The unsurpassable brilliance of The West Wing

Apparently Season 8 of 24 is about to start; I really could care less. To be honest, I find it difficult to care much about any TV drama that isn’t The West Wing. Taste the best and anything else seems like a waste of time.

For the unaware, The West Wing is set in a fictional White House, revolving around the life and careers of the President of America and his senior staff. This White House is a left-leaning Camelot, a fantasy oasis for those parched by the reality George W Bush. I don’t agree with all that they believe but that really isn’t the point.

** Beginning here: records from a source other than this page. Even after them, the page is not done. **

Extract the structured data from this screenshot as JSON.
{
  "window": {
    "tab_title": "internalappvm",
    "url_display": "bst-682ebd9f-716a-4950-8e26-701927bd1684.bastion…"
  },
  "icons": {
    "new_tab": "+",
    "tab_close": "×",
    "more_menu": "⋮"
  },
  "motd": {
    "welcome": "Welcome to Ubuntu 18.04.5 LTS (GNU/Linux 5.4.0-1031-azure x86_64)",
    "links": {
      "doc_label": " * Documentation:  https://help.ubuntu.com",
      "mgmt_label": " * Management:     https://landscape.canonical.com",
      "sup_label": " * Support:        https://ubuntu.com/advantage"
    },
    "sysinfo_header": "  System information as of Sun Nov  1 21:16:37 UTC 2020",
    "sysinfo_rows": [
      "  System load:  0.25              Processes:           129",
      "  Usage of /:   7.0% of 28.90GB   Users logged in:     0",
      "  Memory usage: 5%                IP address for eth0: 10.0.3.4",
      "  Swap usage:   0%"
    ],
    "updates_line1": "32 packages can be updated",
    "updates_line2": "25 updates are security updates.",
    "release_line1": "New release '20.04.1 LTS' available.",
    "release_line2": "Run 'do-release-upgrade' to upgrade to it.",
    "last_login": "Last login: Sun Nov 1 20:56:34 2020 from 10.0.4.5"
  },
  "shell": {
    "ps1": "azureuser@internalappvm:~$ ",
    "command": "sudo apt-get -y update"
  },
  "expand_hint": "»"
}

I remember discovering the show, with the help of The Sunday Times. One bored Sunday at university I read in the TV section of the paper about a new American political drama being broadcast for the first time that night. I watched, and was hooked. No-one else I knew was watching it, giving a self-righteous air of exclusivity but ultimately frustration that I had no-one to say, ‘Wasn’t that amazing?!’ to. This loneliness subsided over the series but then came controversy…

I didn’t make it past the end of series four. After the departure of creator Aaron Sorkin I felt that the quality diminished. It was probably still better than pretty much anything else on but I didn’t want to see it a shadow of its former self. It felt as wrong as watching George Best playing for Bournemouth having seen him in his United pomp. So I bought series one to three, and they are enough.

I bring this up because Debbie and I spent some of our Christmas holiday watching series two. There’s nothing like it. Perfectly-drawn characters, dialogue that’s nearly too quick to comprehend, exquisite comedy and pathetic tragedy, a (misplaced perhaps) sense of righteousness, and an unapologetic celebration and justification of loquaciousness. It is art at its finest: soaring, stirring, beautiful, provoking. Episodes end and I want to shout with exhilaration, and then go out and change the world. Deb prefers to just watch another episode, which is what we usually settle for.

Perhaps this time I’ll be persuaded to keep watching (no spoilers, please). But whatever we decide, the box-sets of the first three series will still be on my shelves. And, frankly, Jack, you’re don’t have a place there, or in my heart.


If you don’t already know the show, the clip below won’t make much sense but if you do, you’re welcome. Cue Dire Straits…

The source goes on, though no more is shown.